会合後、記者会見したフランスのサルコジ大統領は「世界的な危機には世界的な対応が必要」と強調。緊急の主要国(G8)首脳会議の開催を求めた。中国やインドにも参加を呼び掛ける方針。
欧州の金融機関は米サブプライム住宅ローン関連の証券化商品を多く保有し、今後も各国で経営危機が相次ぐ恐れがある。今回の声明に危機対応の即効薬は見当たらず、政策当局は早期に正念場を迎える可能性がある。
声明は「われわれは一致して、金融システムの健全性と安定性確立のためにあらゆる手段を講じる」と表明。

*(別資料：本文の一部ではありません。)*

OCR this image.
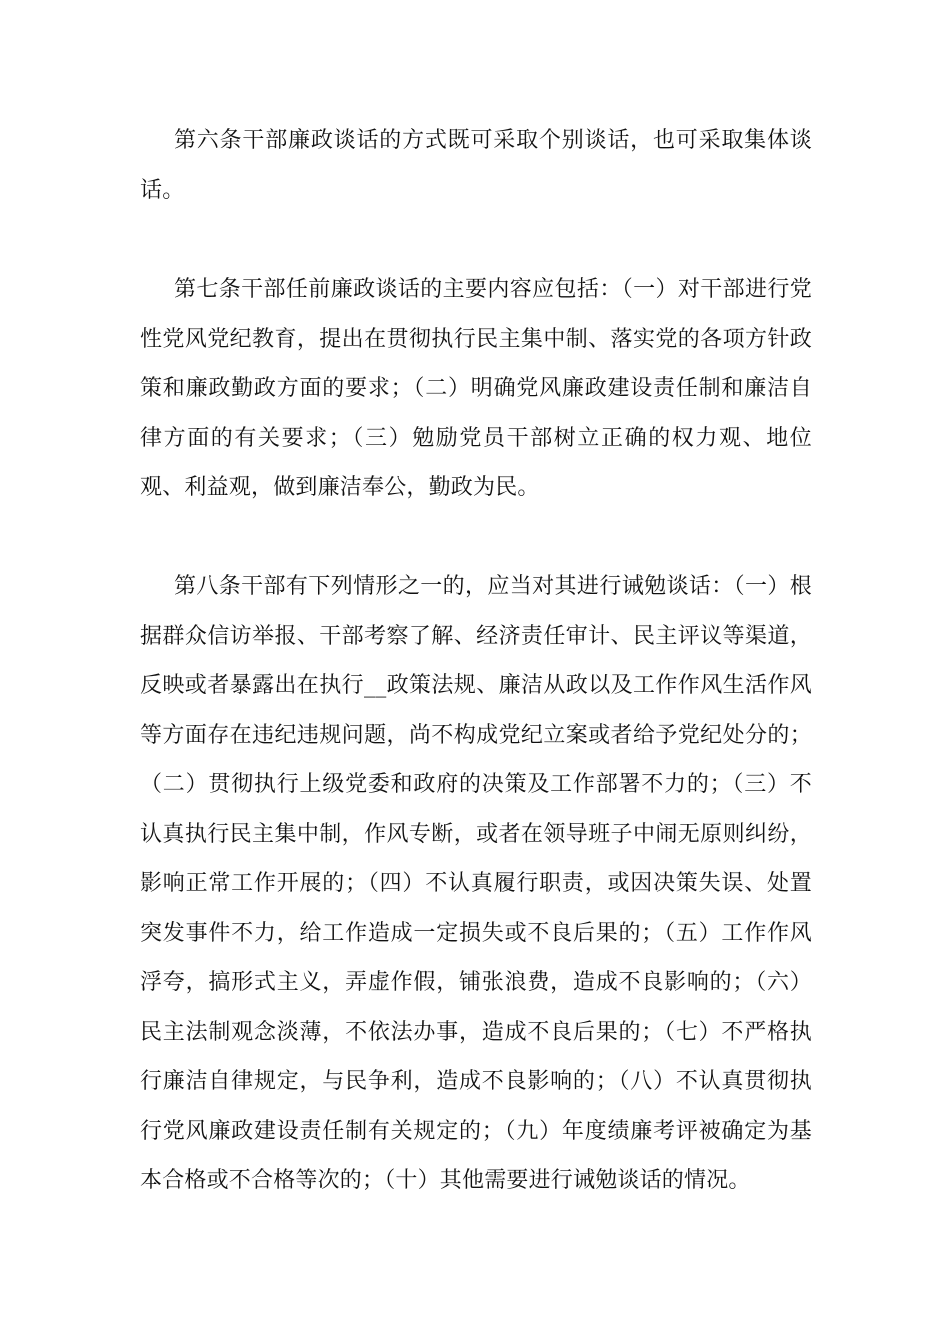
第六条干部廉政谈话的方式既可采取个别谈话，也可采取集体谈话。

第七条干部任前廉政谈话的主要内容应包括：（一）对干部进行党性党风党纪教育，提出在贯彻执行民主集中制、落实党的各项方针政策和廉政勤政方面的要求；（二）明确党风廉政建设责任制和廉洁自律方面的有关要求；（三）勉励党员干部树立正确的权力观、地位观、利益观，做到廉洁奉公，勤政为民。

第八条干部有下列情形之一的，应当对其进行诫勉谈话：（一）根据群众信访举报、干部考察了解、经济责任审计、民主评议等渠道，反映或者暴露出在执行__政策法规、廉洁从政以及工作作风生活作风等方面存在违纪违规问题，尚不构成党纪立案或者给予党纪处分的；（二）贯彻执行上级党委和政府的决策及工作部署不力的；（三）不认真执行民主集中制，作风专断，或者在领导班子中闹无原则纠纷，影响正常工作开展的；（四）不认真履行职责，或因决策失误、处置突发事件不力，给工作造成一定损失或不良后果的；（五）工作作风浮夸，搞形式主义，弄虚作假，铺张浪费，造成不良影响的；（六）民主法制观念淡薄，不依法办事，造成不良后果的；（七）不严格执行廉洁自律规定，与民争利，造成不良影响的；（八）不认真贯彻执行党风廉政建设责任制有关规定的；（九）年度绩廉考评被确定为基本合格或不合格等次的；（十）其他需要进行诫勉谈话的情况。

貸し渋り対策のため、EU加盟国に長期資金を貸し出す欧州投資銀行を活用し300億ユーロ(約4兆3000億円)の中小企業支援を行う。破たん銀行などの国有化で財政赤字が一時的に国内総生産(GDP)の3%を超えても、EUの協定の例外扱いとすることを事実上容認した。減税など財政刺激策も念頭に置いているとみられる。
会合には、フランスのほか英国、ドイツ、イタリアの首脳、欧州中央銀行(ECB)のトリシェ総裁らが参加。信用収縮と景気悪化に対応したECBによる利下げが議論された可能性がある。
また危機に陥った銀行を救済する前提条件として、経営責任の明確化などで一致したが、救済する場合の手法は各国に委ねられた。銀行などが多額の損失計上を迫られる恐れがある時価会計の緩和の必要性も訴えた。